The Kennedy Center’s Theater for Young Audience on Tour program will bring its latest production to Oklahoma City next year.

The musical “The Phantom Tollbooth,” commissioned by the John F. Kennedy Center for the Performing Arts in Washington, D.C., will be performed April 20-21 at Putnam City North High School in Oklahoma City.

“The Phantom Tollbooth” marks the 16th Theater for Young Audiences Tour. The tour, which gives children and their families a chance to experience theater, brought its production of “Teddy Roosevelt and the Treasure of Ursa Major” to PC North earlier this year. Those performances weren’t open to the public, but gave thousands of metro area children the chance to see the show.

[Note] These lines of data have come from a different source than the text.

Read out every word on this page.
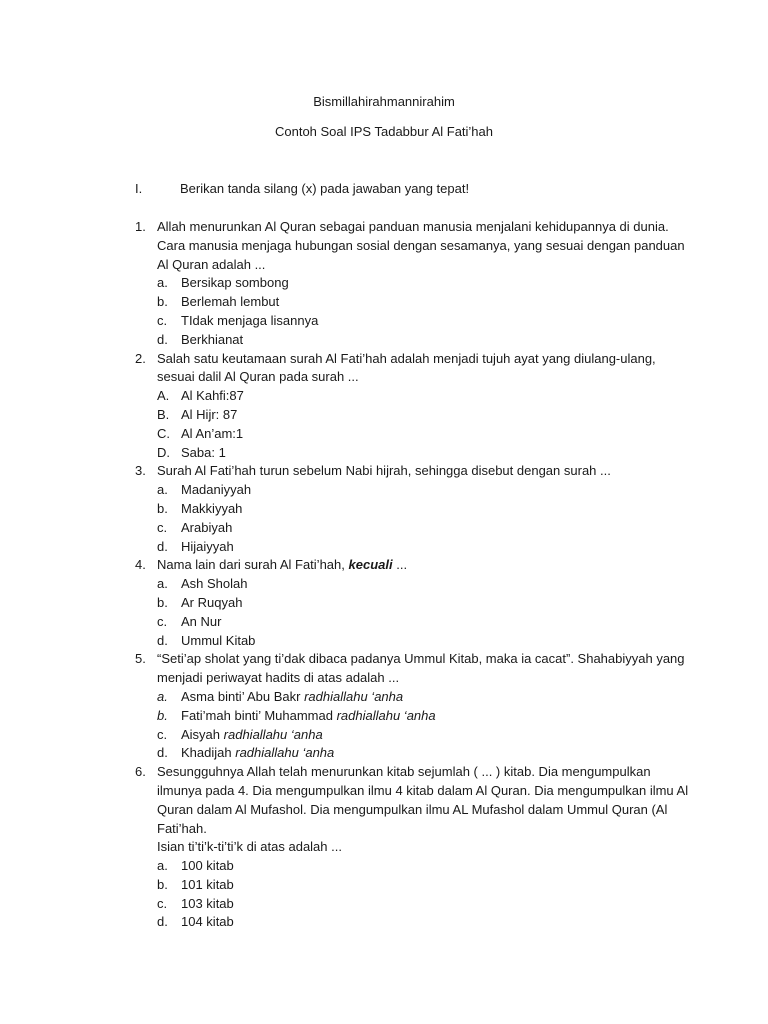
Bismillahirahmannirahim
Contoh Soal IPS Tadabbur Al Fati’hah
I.	Berikan tanda silang (x) pada jawaban yang tepat!
1. Allah menurunkan Al Quran sebagai panduan manusia menjalani kehidupannya di dunia. Cara manusia menjaga hubungan sosial dengan sesamanya, yang sesuai dengan panduan Al Quran adalah ...
a. Bersikap sombong
b. Berlemah lembut
c. TIdak menjaga lisannya
d. Berkhianat
2. Salah satu keutamaan surah Al Fati’hah adalah menjadi tujuh ayat yang diulang-ulang, sesuai dalil Al Quran pada surah ...
A. Al Kahfi:87
B. Al Hijr: 87
C. Al An’am:1
D. Saba: 1
3. Surah Al Fati’hah turun sebelum Nabi hijrah, sehingga disebut dengan surah ...
a. Madaniyyah
b. Makkiyyah
c. Arabiyah
d. Hijaiyyah
4. Nama lain dari surah Al Fati’hah, kecuali ...
a. Ash Sholah
b. Ar Ruqyah
c. An Nur
d. Ummul Kitab
5. “Seti’ap sholat yang ti’dak dibaca padanya Ummul Kitab, maka ia cacat”. Shahabiyyah yang menjadi periwayat hadits di atas adalah ...
a. Asma binti’ Abu Bakr radhiallahu ‘anha
b. Fati’mah binti’ Muhammad radhiallahu ‘anha
c. Aisyah radhiallahu ‘anha
d. Khadijah radhiallahu ‘anha
6. Sesungguhnya Allah telah menurunkan kitab sejumlah ( ... ) kitab. Dia mengumpulkan ilmunya pada 4. Dia mengumpulkan ilmu 4 kitab dalam Al Quran. Dia mengumpulkan ilmu Al Quran dalam Al Mufashol. Dia mengumpulkan ilmu AL Mufashol dalam Ummul Quran (Al Fati’hah.
Isian ti’ti’k-ti’ti’k di atas adalah ...
a. 100 kitab
b. 101 kitab
c. 103 kitab
d. 104 kitab
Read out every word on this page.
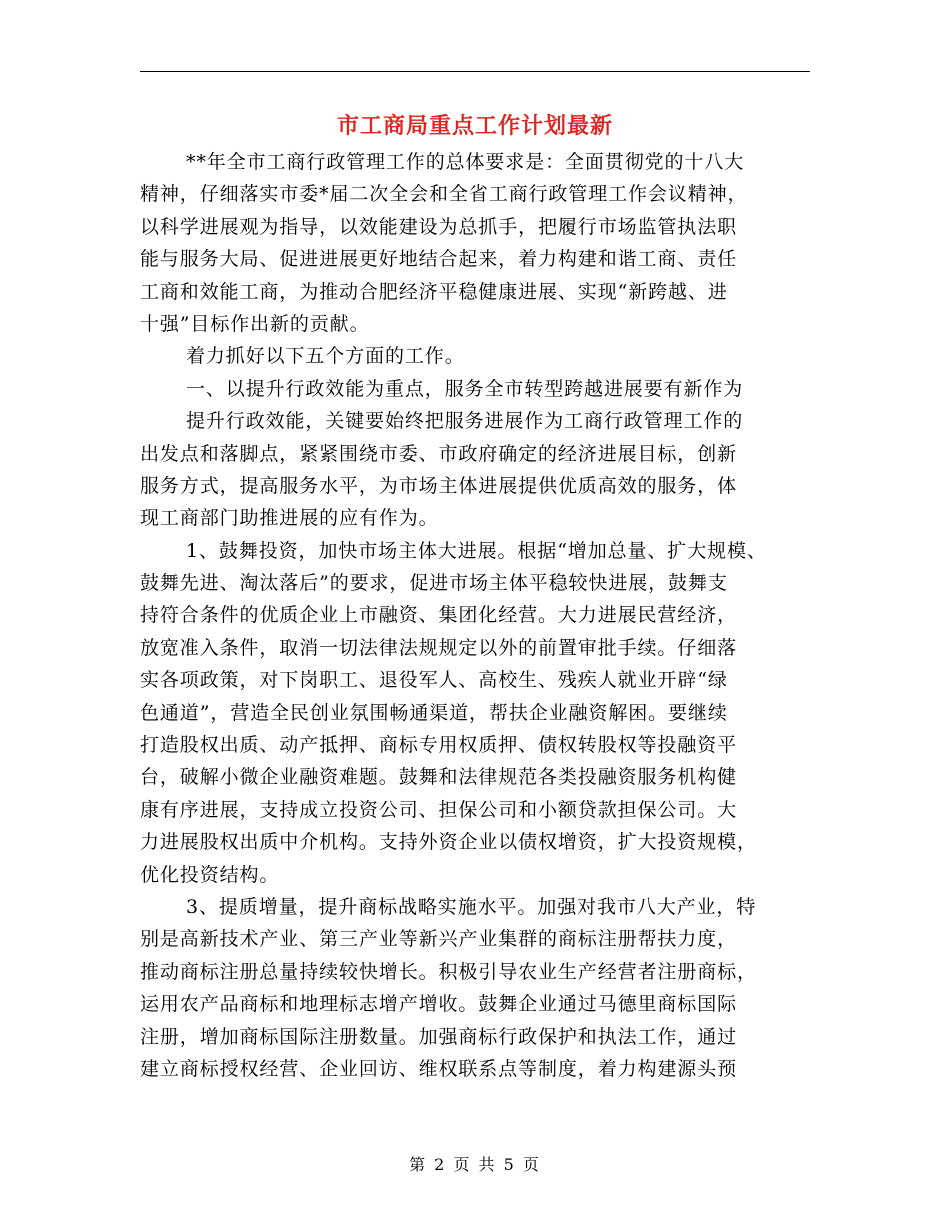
市工商局重点工作计划最新
**年全市工商行政管理工作的总体要求是：全面贯彻党的十八大
精神，仔细落实市委*届二次全会和全省工商行政管理工作会议精神，
以科学进展观为指导，以效能建设为总抓手，把履行市场监管执法职
能与服务大局、促进进展更好地结合起来，着力构建和谐工商、责任
工商和效能工商，为推动合肥经济平稳健康进展、实现“新跨越、进
十强”目标作出新的贡献。
着力抓好以下五个方面的工作。
一、以提升行政效能为重点，服务全市转型跨越进展要有新作为
提升行政效能，关键要始终把服务进展作为工商行政管理工作的
出发点和落脚点，紧紧围绕市委、市政府确定的经济进展目标，创新
服务方式，提高服务水平，为市场主体进展提供优质高效的服务，体
现工商部门助推进展的应有作为。
1、鼓舞投资，加快市场主体大进展。根据“增加总量、扩大规模、
鼓舞先进、淘汰落后”的要求，促进市场主体平稳较快进展，鼓舞支
持符合条件的优质企业上市融资、集团化经营。大力进展民营经济，
放宽准入条件，取消一切法律法规规定以外的前置审批手续。仔细落
实各项政策，对下岗职工、退役军人、高校生、残疾人就业开辟“绿
色通道”，营造全民创业氛围畅通渠道，帮扶企业融资解困。要继续
打造股权出质、动产抵押、商标专用权质押、债权转股权等投融资平
台，破解小微企业融资难题。鼓舞和法律规范各类投融资服务机构健
康有序进展，支持成立投资公司、担保公司和小额贷款担保公司。大
力进展股权出质中介机构。支持外资企业以债权增资，扩大投资规模，
优化投资结构。
3、提质增量，提升商标战略实施水平。加强对我市八大产业，特
别是高新技术产业、第三产业等新兴产业集群的商标注册帮扶力度，
推动商标注册总量持续较快增长。积极引导农业生产经营者注册商标，
运用农产品商标和地理标志增产增收。鼓舞企业通过马德里商标国际
注册，增加商标国际注册数量。加强商标行政保护和执法工作，通过
建立商标授权经营、企业回访、维权联系点等制度，着力构建源头预
第 2 页 共 5 页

The seven-month tour of “The Phantom Tollbooth” starts Sept. 30 in Washington, D.C.; the Oklahoma City stop in April will be the last on the tour. The show will travel to 58 cities in 27 states along the way.

“The Phantom Tollbooth” is based on the acclaimed 1961 children’s book of the same name by Norton Juster. It was made into a movie in 1969. Juster’s second children’s book, “The Dot and the Line: A Romance in Lower Mathematics,” was adapted by famed animator Chuck Jones and won the 1965 Academy Award for best animated short film.

Juster’s new book, “Sourpuss and Sweetie Pie,” will be released on Oct. 1.

“The Phantom Tollbooth” tells of a boy named Milo who is bored with everything. One day, a tollbooth magically appears in his bedroom and whisks him off on an adventure with a ticking watchdog (literally a dog with a watch in him) named Tock. On his journey, Milo must rescue the Princesses of Rhyme and Reason from the Castle in the Air.

I read “The Phantom Tollbooth” to my older son, Chris, when he was about 10 years old, and it’s a wonderfully imaginative story. Metro area kids are lucky to have the chance to see it played out on stage in musical form.